The Media agencies and news outlets in Afghanistan are facing a challenging situation since the fall of Dr Ghani’s Government. Over 150 outlets have already shut down due to a shortage of operating funds or not being allowed to operate. Dozens of journalists have been detained and tortured since August 15, 2021.
The independent media agencies that used to collect operating funds from advertisements, subscriptions, news selling by providing marketing services and consultancy to businesses and organisations are more likely to collapse. The private sector is dying as the country’s economy is being fallen.
One of the significant achievements of the Afghan civil society in the last two decades has been the emergence of freedom of speech. How do you see it now?
Freedom of speech and many other democratic values are at high risk in Afghanistan. Access to information is limited to almost none. Journalists are neither allowed to cover events nor to report regarding the current situation prevailing in society. Few journalists and media outlets are still able to survive in Kabul. But there is no reporting happening from provincial cities, districts, and rural areas.
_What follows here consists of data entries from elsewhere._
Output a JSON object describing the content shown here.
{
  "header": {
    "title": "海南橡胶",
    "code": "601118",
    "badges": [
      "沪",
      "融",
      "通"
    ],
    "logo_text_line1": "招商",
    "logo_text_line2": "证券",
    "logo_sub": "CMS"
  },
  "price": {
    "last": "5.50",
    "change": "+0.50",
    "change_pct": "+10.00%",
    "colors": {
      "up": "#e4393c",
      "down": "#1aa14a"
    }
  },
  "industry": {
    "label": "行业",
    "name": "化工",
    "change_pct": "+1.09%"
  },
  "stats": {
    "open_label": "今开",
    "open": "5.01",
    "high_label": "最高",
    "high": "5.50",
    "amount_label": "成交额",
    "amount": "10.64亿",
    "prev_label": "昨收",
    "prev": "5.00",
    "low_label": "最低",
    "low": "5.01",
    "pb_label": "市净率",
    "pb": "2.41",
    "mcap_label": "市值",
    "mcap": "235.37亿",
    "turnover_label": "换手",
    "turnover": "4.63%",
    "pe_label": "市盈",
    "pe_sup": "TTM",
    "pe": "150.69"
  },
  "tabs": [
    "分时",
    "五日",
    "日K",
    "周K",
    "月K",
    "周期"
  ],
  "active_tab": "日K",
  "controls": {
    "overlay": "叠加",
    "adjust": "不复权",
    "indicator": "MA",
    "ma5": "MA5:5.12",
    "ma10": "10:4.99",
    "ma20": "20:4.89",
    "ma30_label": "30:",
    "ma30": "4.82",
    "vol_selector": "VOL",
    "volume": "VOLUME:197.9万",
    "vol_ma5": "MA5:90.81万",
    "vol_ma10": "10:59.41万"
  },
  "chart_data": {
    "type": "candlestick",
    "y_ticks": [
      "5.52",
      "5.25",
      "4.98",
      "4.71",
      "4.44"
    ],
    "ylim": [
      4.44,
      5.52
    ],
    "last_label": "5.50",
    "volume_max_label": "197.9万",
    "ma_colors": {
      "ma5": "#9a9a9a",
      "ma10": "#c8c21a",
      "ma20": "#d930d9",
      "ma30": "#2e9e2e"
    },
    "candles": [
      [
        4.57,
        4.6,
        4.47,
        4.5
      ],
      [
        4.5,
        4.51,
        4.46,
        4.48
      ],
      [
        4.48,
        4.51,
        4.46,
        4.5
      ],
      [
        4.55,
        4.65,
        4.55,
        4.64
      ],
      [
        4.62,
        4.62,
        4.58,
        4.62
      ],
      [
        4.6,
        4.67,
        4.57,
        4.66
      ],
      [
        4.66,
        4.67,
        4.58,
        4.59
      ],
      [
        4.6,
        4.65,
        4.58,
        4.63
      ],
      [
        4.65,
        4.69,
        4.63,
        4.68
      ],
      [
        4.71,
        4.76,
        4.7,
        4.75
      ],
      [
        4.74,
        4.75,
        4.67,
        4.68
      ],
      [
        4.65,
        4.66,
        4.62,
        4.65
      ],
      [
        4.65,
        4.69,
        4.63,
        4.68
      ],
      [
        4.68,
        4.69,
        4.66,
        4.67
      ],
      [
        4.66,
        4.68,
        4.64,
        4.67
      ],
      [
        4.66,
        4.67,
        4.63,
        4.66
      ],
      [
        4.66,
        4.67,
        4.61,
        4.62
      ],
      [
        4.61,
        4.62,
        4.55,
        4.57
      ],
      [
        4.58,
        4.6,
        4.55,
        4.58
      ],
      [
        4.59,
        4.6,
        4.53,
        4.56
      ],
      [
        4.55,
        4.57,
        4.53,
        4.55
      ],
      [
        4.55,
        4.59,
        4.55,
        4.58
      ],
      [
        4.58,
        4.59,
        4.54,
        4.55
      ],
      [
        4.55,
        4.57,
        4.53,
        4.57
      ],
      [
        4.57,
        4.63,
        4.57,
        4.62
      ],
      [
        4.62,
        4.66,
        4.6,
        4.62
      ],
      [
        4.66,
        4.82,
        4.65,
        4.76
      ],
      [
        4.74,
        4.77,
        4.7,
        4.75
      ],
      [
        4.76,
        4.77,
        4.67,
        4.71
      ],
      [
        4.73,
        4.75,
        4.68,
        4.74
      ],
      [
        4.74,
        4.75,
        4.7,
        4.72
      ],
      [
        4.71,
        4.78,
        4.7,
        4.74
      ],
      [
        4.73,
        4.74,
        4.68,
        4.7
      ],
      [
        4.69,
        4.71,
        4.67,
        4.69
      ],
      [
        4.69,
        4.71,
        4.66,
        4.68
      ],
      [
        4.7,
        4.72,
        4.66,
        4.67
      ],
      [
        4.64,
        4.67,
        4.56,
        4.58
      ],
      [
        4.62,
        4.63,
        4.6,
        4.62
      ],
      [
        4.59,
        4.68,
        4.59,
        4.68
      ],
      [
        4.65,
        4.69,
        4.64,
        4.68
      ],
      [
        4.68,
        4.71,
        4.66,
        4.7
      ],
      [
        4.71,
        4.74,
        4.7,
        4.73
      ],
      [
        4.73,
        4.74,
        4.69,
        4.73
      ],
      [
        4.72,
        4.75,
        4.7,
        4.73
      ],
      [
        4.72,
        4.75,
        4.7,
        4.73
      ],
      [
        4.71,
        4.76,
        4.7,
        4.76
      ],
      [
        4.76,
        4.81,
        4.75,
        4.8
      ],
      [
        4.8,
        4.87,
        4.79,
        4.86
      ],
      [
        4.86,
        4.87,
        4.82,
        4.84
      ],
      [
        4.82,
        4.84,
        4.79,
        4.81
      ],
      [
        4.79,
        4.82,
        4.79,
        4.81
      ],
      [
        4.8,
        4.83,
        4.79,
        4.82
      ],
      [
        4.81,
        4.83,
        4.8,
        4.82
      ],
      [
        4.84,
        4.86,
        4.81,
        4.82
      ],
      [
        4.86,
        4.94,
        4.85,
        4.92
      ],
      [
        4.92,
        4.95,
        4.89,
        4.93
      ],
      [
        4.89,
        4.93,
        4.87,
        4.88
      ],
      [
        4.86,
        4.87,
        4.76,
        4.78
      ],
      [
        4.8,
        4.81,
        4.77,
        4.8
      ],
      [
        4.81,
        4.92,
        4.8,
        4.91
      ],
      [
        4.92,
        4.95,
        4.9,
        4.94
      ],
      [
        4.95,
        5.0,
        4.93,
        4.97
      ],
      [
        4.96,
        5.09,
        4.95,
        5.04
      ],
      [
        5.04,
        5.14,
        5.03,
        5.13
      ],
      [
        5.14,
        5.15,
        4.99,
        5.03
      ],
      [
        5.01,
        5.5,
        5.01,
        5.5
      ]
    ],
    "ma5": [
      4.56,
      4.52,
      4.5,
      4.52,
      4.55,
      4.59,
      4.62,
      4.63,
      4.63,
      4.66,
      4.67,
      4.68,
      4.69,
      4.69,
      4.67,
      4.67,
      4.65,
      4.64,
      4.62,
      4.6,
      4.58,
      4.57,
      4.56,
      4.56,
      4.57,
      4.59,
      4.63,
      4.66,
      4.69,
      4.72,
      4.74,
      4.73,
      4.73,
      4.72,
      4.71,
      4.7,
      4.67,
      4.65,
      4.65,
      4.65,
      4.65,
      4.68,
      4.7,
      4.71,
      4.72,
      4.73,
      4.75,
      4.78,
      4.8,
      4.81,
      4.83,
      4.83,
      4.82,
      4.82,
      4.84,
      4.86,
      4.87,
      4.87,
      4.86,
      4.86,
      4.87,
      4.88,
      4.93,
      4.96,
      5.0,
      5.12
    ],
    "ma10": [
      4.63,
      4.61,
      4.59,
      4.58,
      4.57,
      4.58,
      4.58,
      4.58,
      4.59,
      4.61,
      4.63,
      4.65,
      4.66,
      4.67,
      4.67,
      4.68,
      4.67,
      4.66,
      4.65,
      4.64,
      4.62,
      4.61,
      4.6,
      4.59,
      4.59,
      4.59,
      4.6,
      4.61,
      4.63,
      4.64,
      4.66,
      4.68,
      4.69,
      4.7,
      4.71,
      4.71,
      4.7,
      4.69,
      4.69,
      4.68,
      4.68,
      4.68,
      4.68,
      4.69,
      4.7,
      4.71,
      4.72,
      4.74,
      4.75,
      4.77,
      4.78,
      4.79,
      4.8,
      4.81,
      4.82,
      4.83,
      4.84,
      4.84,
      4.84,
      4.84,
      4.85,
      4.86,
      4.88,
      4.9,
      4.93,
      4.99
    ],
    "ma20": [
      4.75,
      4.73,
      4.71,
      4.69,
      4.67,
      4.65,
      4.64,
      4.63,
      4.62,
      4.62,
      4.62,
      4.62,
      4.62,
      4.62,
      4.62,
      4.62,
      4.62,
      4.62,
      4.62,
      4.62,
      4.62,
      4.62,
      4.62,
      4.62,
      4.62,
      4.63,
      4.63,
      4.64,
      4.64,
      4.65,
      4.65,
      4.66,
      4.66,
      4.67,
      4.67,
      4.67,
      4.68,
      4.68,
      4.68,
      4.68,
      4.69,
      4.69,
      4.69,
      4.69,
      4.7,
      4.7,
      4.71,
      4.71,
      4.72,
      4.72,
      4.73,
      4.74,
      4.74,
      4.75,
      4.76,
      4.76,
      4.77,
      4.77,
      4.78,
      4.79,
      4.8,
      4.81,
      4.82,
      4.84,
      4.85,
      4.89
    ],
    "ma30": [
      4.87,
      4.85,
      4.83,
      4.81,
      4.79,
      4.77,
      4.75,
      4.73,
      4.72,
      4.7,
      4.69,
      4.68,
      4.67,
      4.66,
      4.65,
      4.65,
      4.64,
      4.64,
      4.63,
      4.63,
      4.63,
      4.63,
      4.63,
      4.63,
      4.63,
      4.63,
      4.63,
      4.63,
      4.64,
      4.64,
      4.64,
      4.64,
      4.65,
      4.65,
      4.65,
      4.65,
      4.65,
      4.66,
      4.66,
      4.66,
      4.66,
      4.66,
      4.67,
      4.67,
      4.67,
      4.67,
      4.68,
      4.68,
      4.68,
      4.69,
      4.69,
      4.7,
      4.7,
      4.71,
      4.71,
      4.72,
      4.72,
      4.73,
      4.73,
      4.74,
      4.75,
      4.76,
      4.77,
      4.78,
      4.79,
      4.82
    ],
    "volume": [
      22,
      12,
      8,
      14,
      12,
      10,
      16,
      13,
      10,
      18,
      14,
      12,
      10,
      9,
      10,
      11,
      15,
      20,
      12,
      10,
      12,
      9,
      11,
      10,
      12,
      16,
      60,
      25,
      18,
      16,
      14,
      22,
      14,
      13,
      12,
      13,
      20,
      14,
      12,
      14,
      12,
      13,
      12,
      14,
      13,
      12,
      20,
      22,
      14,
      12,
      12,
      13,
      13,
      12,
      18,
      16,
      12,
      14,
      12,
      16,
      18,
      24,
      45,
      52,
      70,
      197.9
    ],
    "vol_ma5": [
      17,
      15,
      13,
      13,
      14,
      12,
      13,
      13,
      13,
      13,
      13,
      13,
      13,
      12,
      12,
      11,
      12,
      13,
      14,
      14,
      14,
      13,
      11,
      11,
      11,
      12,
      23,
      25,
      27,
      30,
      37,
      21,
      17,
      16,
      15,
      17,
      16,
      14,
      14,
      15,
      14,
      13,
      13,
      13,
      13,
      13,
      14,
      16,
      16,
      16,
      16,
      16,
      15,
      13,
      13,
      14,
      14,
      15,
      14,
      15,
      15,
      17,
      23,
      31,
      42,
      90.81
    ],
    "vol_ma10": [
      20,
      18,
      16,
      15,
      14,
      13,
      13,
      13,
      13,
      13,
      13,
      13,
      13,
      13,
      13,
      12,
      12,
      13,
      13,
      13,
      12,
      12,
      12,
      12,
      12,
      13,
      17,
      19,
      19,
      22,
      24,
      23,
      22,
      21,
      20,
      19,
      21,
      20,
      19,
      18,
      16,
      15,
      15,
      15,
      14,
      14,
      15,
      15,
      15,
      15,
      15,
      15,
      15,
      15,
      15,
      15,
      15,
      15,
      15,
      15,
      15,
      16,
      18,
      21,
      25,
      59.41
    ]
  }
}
As a member of the journalism community, I am very much concerned about the future of the press and freedom of speech in Afghanistan.
The international media supports organisations which will not leave the Afghan media alone in this critical time. The empowerment of media in Afghanistan is in fact the shared achievement of the global community and international organisations. Losing these achievements will be a loss to Afghanistan and all those countries that claim to support democracy and freedom.
Khaama Press is the largest online news service for Afghanistan that was started in 2010 by you. How do you see its future?
Khaama Press, an 11-year-old news agency, is also passing through a tough time, and it has hardly managed to keep its services live since the Taliban captured power on August 15 till date. All our funding sources are stopped, and our business contracts have been cancelled. Many of our journalists, experts, and professional staff have already left their jobs and many of them have fled the country to seek asylum in Europe, the US, or Canada.
As I expressed my concerns earlier, if the situation does not change, Khaama Press may collapse. Also, an organisation that has been established and incorporated with the investment of a huge sum of dollars, time, and efforts of a committed and professional team of journalists and editors. Is fighting for its survival.
I am committed to trying my best to find a solution to avoid this media outlet’s collapse. I am looking for opportunities of stationing Khaama Press outside Afghanistan.
Is KP facing any issues with its operations?
Yes, as of now, we are facing many issues like- financial crisis, lack of technical expertise and professional journalists on the ground, no access to information. We are reporting with very limited resources. Many of our journalists cannot reflect what is actually happening on the ground as there is no law and competent authority to support them.
In today’s tough times, how Afghan media can maintain its independence?
It is hard and challenging for any independent media house in Afghanistan to continue its operations independently from inside the country. The only way I foresee for them is to move the head offices, the editorial and operational units to other countries and only keep a team of reporters inside Afghanistan.